80’lerin başında, bir Fransız yan sanayi devi olan Matra özgün bir projeyle büyük üreticilerin kapısı çalmaya başladı. İlk durakları PSA (Peugeot-Citroen) Gurubu’ydu fakat buradan projenin gelecek vaadetmemesi nedeniyle ret cevabı aldılar. Renault ise projeyi kabul etti. Üretime ortak olmasalar da kendi markaları altında bu projenin hayata geçirilmesini kabul ettiler. Açıkçası başta çok da hevesli değillerdi, ilk nesil Espace 1984’te tanıtıldığında dönemin Renault modellerine çok benzemiyordu. Bunun için 3 yıl sonra yapılacak makyajın beklenmesi gerekti, yani Espace’ın pazarda bomba etkisi yaratıp tüm piyasayı değiştiren model olduğu anlaşıldıktan sonrasının. Kısa bir Espace tarihi ve sonrasında günümüz; Espace’ın yarattığı van pazarı ölüyor ve külleri üzerinde crossoverlar tepiniyor. Renault’nun ne yapması gerekir? Tabii ki Espace’ı ikinci bir devrim için hazırlamak. Fakat bu Renault’nun ilk van devrimi değil ve önceki devrimler pek başarılı olmamıştı.

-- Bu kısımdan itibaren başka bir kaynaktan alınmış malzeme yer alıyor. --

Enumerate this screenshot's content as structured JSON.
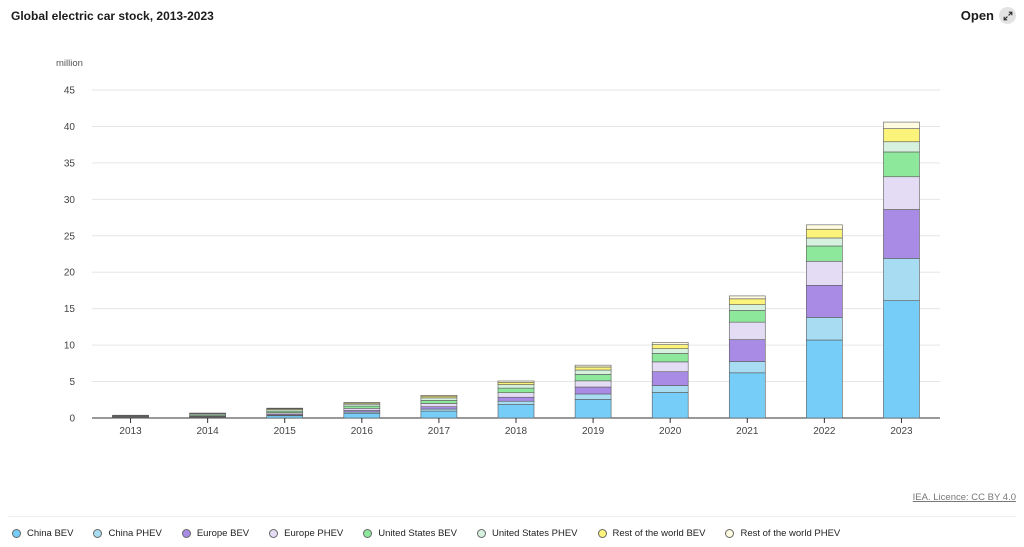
{
  "header": {
    "title": "Global electric car stock, 2013-2023",
    "open_label": "Open"
  },
  "footer": {
    "licence": "IEA. Licence: CC BY 4.0"
  },
  "chart_data": {
    "type": "bar",
    "stacked": true,
    "title": "Global electric car stock, 2013-2023",
    "ylabel": "million",
    "xlabel": "",
    "ylim": [
      0,
      45
    ],
    "yticks": [
      0,
      5,
      10,
      15,
      20,
      25,
      30,
      35,
      40,
      45
    ],
    "grid": true,
    "legend_position": "bottom",
    "categories": [
      "2013",
      "2014",
      "2015",
      "2016",
      "2017",
      "2018",
      "2019",
      "2020",
      "2021",
      "2022",
      "2023"
    ],
    "series": [
      {
        "name": "China BEV",
        "color": "#76cdf7",
        "values": [
          0.02,
          0.08,
          0.31,
          0.65,
          0.95,
          1.85,
          2.55,
          3.5,
          6.2,
          10.7,
          16.1
        ]
      },
      {
        "name": "China PHEV",
        "color": "#a7dcf3",
        "values": [
          0.01,
          0.03,
          0.09,
          0.17,
          0.28,
          0.45,
          0.75,
          0.95,
          1.55,
          3.1,
          5.8
        ]
      },
      {
        "name": "Europe BEV",
        "color": "#a98be6",
        "values": [
          0.03,
          0.06,
          0.15,
          0.21,
          0.32,
          0.55,
          0.95,
          1.9,
          3.0,
          4.4,
          6.7
        ]
      },
      {
        "name": "Europe PHEV",
        "color": "#e4dcf5",
        "values": [
          0.02,
          0.06,
          0.18,
          0.3,
          0.45,
          0.62,
          0.85,
          1.35,
          2.4,
          3.3,
          4.5
        ]
      },
      {
        "name": "United States BEV",
        "color": "#8ee89b",
        "values": [
          0.08,
          0.15,
          0.22,
          0.3,
          0.41,
          0.63,
          0.88,
          1.15,
          1.6,
          2.1,
          3.4
        ]
      },
      {
        "name": "United States PHEV",
        "color": "#d7f1df",
        "values": [
          0.09,
          0.15,
          0.2,
          0.26,
          0.35,
          0.48,
          0.6,
          0.66,
          0.8,
          1.1,
          1.4
        ]
      },
      {
        "name": "Rest of the world BEV",
        "color": "#fbf37a",
        "values": [
          0.05,
          0.07,
          0.12,
          0.15,
          0.23,
          0.32,
          0.42,
          0.55,
          0.8,
          1.2,
          1.8
        ]
      },
      {
        "name": "Rest of the world PHEV",
        "color": "#fffbe0",
        "values": [
          0.02,
          0.04,
          0.06,
          0.09,
          0.12,
          0.18,
          0.25,
          0.3,
          0.4,
          0.6,
          0.9
        ]
      }
    ]
  }
}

Paris Otomobil Fuarı’nda tanıtılan ve adı Espace olan araç, aslında van gövdesinin crossover tasarım öğeleriyle birleştirilmesinden oluşturulmuş bir tür hibrit. Yine de otomobilin tasarımına bakıp bunun bir hatchback değil de bir van olduğunu söylemek zor. Fazlasıyla kıvrımlı (kıvrım demek hacimde azalma demek) ve fazlasıyla yerden yüksek (yerden yükseklik arttıkça tavan yüksekliği azalır). Fakat yiğidi öldürüp hakkını yememek gerekir, gerçek bir Espace olsun ya da olması iç mekan lüks ve teknoloji birleşiminde yeni bir bakış açısı sunacak kadar iddialı.
Devasa dokunmatik ekran ve hız teknelerinin gaz kolunu andıran vites kolu gibi detaylar geleceğin Renault modelleri için de umut dağıtıyor. Sonuçta Megane ya da bizim sevgilimiz Fluence gibi modeller de üst sınıf Renaultların iç mekan detaylarından fazlasıyla yararlanır. Sonuç olarak dijital gösterge tablosu, Peugeot stili head-up gösterge, değiştirilebilen aydınlatma renkleri ve devasa iç mekan günümüz için iyi özellikler. Devasa iç mekan demişken, Espace’ın aks mesafesi 2,88 metre, bagaj hacmi de 660 litre.
Çoktan sıkıldınız değil mi? Avrupalılar’ın sevdiği ve bizim hiç göremeyeceğimiz iri bir van/crossover kırması. Peki bu kırma 160 HP güç üreten, çift turbo beslemeli ve 1,6 litrelik bir dizele sahip olacaksa? Üstelik bu motor çift kavramalı otomatikleştirilmiş şanzımanla birleştirilecekse? Dahası bu kadar güç fazla diyenler için 1,6 litrelik dCi’ın 130 HP güç üreten versiyonu da sunulacaksa? Yani bir Qashqai’dan biraz daha pahalı olma olasılığı varsa? İlginizi çekmeye başladı değil mi? Çift turbolu motor, asimetrik turbolara sahip, yani küçük bir turbo alt devirler için çalışırken büyük bir turbo da üst devirler için fazladan besleme sağlıyor. Motorun ürettiği 380 Nm tork zaten etkileyici ama bu kadar küçük hacimden bu kadar yüksek torku 1750 d/d’dan itibaren almak da ayrı bir takdir konusu. Hacim küçültme çağı işte bu kadar güzel, 5 metrelik dev bir crossoverı 1,6 litrelik motorla donatıp vergi sistemimizi olduğundan daha da komik bir duruma düşürüyor.